The High Cost of Ignorance

Published on 21st March 2006
Media technology has been accepted as an effective tool to bridge the geographical distance between the message-senders and receivers. Extensive use of electronic and print media in support of agricultural extension, diffusion of information technology, social reforms, education and health awareness can be seen all over the world.
Radio was used to educate farmers’ children in Australia and New Zealand in the 1930s, for the first time. In most developing countries, radio has been used for awareness generation and agricultural extension programs. The extension of the expert voice at an acceptable cost is the prime justification for its use in countries lacking financial resources, skilled manpower and necessary infrastructure like road communication.
Several studies have examined the role of radios in disseminating agricultural information. Kidd (1968) found that 57% of his Nigerian samples listened to agricultural programs on radio. These included 17% who told someone also about what they had heard and 23%, who improved their agricultural practice as a result of listening to the radio. The Indian Institute of Mass Communication found that in zones served by special farm radio, people were 20% more likely to report it as their source of information about High Yielding Variety (HYV) seeds than people in areas with less farm radio. There was also some tendency of farmers in the special radio areas to report greater adoption of HYVs (Hornik 1988:71-72).
Worldwide use of television, radio, video and film has not only reduced the gap of information but has also contributed to economic growth and development in countries like Taiwan and South Korea (Hornik, 88:xi). The “Satellite Instructional Television Experiment” in India contributed to the agricultural production and enrollment of children in schools. The popularity of educative entertainment programs shows the effect of television on the overall process of development. Simultaneous audio-visual presentation of reports and messages minimizes distortions and helps transforming traditional society into progressive society.

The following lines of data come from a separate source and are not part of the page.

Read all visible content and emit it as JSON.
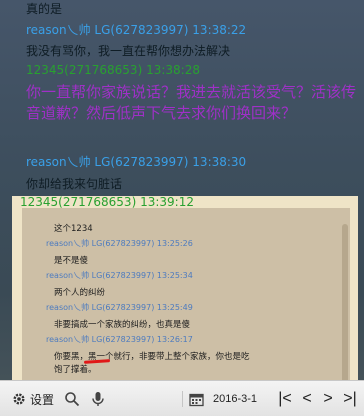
{
  "messages": {
    "m1_text": "真的是",
    "m2_header": "reason乀帅 LG(627823997) 13:38:22",
    "m2_text": "我没有骂你，我一直在帮你想办法解决",
    "m3_header": "12345(271768653) 13:38:28",
    "m3_text": "你一直帮你家族说话？我进去就活该受气？活该传音道歉？然后低声下气去求你们换回来？",
    "m4_header": "reason乀帅 LG(627823997) 13:38:30",
    "m4_text": "你却给我来句脏话",
    "m5_header": "12345(271768653) 13:39:12"
  },
  "quoted_screenshot": {
    "q1_text": "这个1234",
    "q2_header": "reason乀帅 LG(627823997) 13:25:26",
    "q2_text": "是不是傻",
    "q3_header": "reason乀帅 LG(627823997) 13:25:34",
    "q3_text": "两个人的纠纷",
    "q4_header": "reason乀帅 LG(627823997) 13:25:49",
    "q4_text": "非要搞成一个家族的纠纷，也真是傻",
    "q5_header": "reason乀帅 LG(627823997) 13:26:17",
    "q5_text1": "你要黑，黑一个就行，非要带上整个家族，你也是吃",
    "q5_text2": "饱了撑着。"
  },
  "toolbar": {
    "settings_label": "设置",
    "date": "2016-3-1"
  },
  "colors": {
    "other_user": "#3aa0e8",
    "self_user": "#28a030",
    "highlight_text": "#a030c8"
  }
}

Print media has been used to support rural extension in African subcontinent. Publication of large numbers of rural newspapers with increasing popularity is an indicator of their usefulness in the rural areas. Posters, leaflets and newsletters convey accurate and clear information through pictures, diagrams and words. Rural libraries and newspapers help in retention of literacy and continuing education, participatory management, sharing of experiences and market information. In India and Thailand, Rural libraries have been used as centers of continuing education and learning of new techniques of agriculture. Printed media, in India, played a vital role to spread the message from “lab to land” which led to the “Green Revolution”.
The use of communication media in isolation cannot prove an effective tool of extension in the absence of access to education, technical skill, appropriate infrastructure, material resources and land reforms among others.
Broadcasting units in most of the developing countries are centrally controlled and highly bureaucratized with little field co-ordination. The programs are produced by those who have no time and interest to interact with the audience. The routine broadcasts meant for farmers (viewed as fatalists by producers and announcers) do not always succeed in creating positive response among farmers, whose needs are rarely studied before preparing the bulletins. At times, the top-down structure of media system seems to contribute to the development of culture of silence, particularly in States ruled by dictators, instead of supporting extension work in rural areas.
Theoretically, media technology has the capability to bridge the geographical distance without any scale bias. However, in practice, the messages prepared by subject matter specialists in textbook language either prove irrelevant or incomprehensible for the poor ignorant peasants. The “know-it-all” experts may be rewarded for presenting a message on the latest capital-intensive technology, meaningless for farmers living in the complex, diverse and risk-prone environment. Effective use of media is affected due to lack of appropriate infrastructure in rural areas. Printed materials rarely reach the rural areas to the desired extent because of poor road communication and transportation facilities. Television and videos cannot reach the masses in remote areas without electrification of villages.

Electronic media in popular perception has been identified as a channel of entertainment. Despite recommendations of communication experts to use them for upgrading skill and extension purposes, they are being used by rulers, producers and advertisers for promotion of political interests. Both, electronic as well as printed media, are controlled either by government or business houses with top-down structures and no scope for community participation in the process of production. Program producers are isolated from the farmers they serve.
It may be logical to conclude that the use of media, which in itself is neutral, can prove a milestone for extension programs with objective application, if the structural and infrastructural deficiencies discussed above, are addressed to simultaneously.